Just a few years after buying Diamond Hills Chevrolet Buick GMC in Banning, owner Alam Khan closed a deal to buy the former Crest Chevrolet in San Bernardino at the end of August.
The venue is slightly larger: 14 acres with nearly 90 employees at the new location at 909 W. 21st St. in San Bernardino, while the original Diamond Hills in Banning encompasses roughly 11 acres and has just under 70 employees.
GM Financial suggested the possible sale of Crest Chevrolet to Khan.
Khan declined to disclose the terms of the sale, hinting that with the backing of GM Financial credit, the inventory alone in San Bernardino was worth at least $15 million.
Instead, he preferred to discuss his investment at what he hails as the flagship location in Banning, where his “home office is.”
The expansion to San Bernardino is not Khan’s first foray into establishing an auto group.
He previously owned a group of stores in the San Francisco area before closing down in 2013 so the property could make way for an apartment building.
He bought the store in Banning in November 2015 after eight months of working on the acquisition.
He closed the deal on Crest Chevrolet on Aug. 27.
“If you have contiguous markets, you can share resources,” which General Motors encourages, Khan explains. “If you have a couple hundred cars at this dealership and a couple hundred at that one, you suddenly have double the number of cars to choose from.”
And, the two can share technicians, or have an expanded assortment of parts that can be raced back and forth for efficient repairs.
“It helps us build strength in Banning,” Khan says, noting that the San Bernardino location, which he believes has been around since the 1970s, “has a large parts department.”
Crest Chevrolet had been on the market for nearly two years before GM recommended Khan to consider acquiring it, after a couple of other potential buyers fell through, he says.
The umbrella company will be called Diamond Motor Group, and will have a “common landing site” that allows the consumer to decide which location is more convenient, and enables the company to consolidate its market.
“My personal focus will always be Banning,” Khan insists. “They’re one of the best communities and have been so supportive. I’m very proud and honored to be in Banning, where my personal office is.”
Khan claims to have rescued Diamond Hills in Banning from potential closure, as it was on the list of dealerships to be dissolved by GM, he says.
GM insisted that they acquire the meridian of land across the street from the dealership, clean it up, and upgrade Diamond Hills to make it conform to a design of what a GM dealership should look like, Khan says.
And, their inventory needed to be visible from the freeway, since the dealership is not along the freeway.
When Caltrans insisted that only the city could make the landscaping improvements, since the agency would only allow the city to have such a permit, Diamond Hills naturally approached the city and requested help in taking care of the situation — with the full intention of paying for it.
It caused a ruckus at city hall when a politician insisted that nefarious activity was taking place.
Khan says that, “If we hadn’t stepped in and invested just shy of $5 million to improve Diamond Hills, GM would have closed it down, and that would have been the end of auto sales” and taxes in the city of Banning.

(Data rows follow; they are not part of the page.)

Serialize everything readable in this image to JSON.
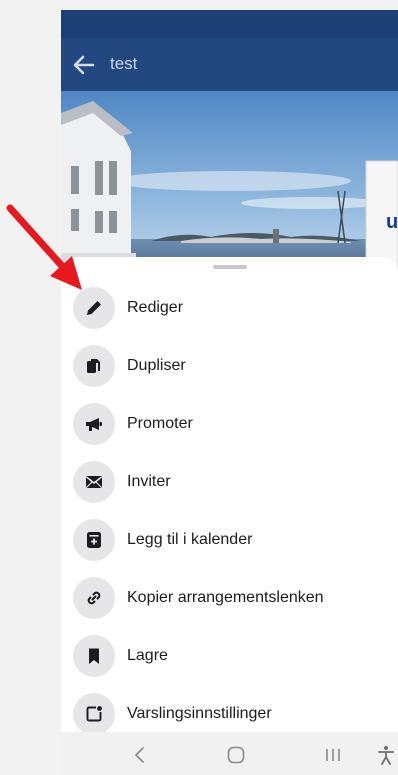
{
  "app_bar": {
    "title": "test",
    "back_icon": "arrow-left-icon"
  },
  "sheet": {
    "items": [
      {
        "label": "Rediger",
        "icon": "pencil-icon"
      },
      {
        "label": "Dupliser",
        "icon": "copy-icon"
      },
      {
        "label": "Promoter",
        "icon": "megaphone-icon"
      },
      {
        "label": "Inviter",
        "icon": "envelope-icon"
      },
      {
        "label": "Legg til i kalender",
        "icon": "calendar-add-icon"
      },
      {
        "label": "Kopier arrangementslenken",
        "icon": "link-icon"
      },
      {
        "label": "Lagre",
        "icon": "bookmark-icon"
      },
      {
        "label": "Varslingsinnstillinger",
        "icon": "notification-settings-icon"
      }
    ]
  },
  "nav_bar": {
    "buttons": [
      "back-chevron-icon",
      "home-icon",
      "recents-icon",
      "accessibility-icon"
    ]
  },
  "colors": {
    "app_bar": "#23477f",
    "status_bar": "#1d3f76",
    "icon_circle": "#e6e6e9",
    "annotation_arrow": "#e8191e"
  }
}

“Banning deserves a world-class facility. We hope it sets the stage for others to invest in proper facilities in Banning.”
With the city’s support, possibly with a tax-sharing incentive, Khan would love to see Diamond Hills in Banning anchor an auto mall, making that area of Banning a destination for car buyers.
If Khan’s dream becomes a reality, he will have plenty of inventory within a short driving distance to keep an auto mall stocked.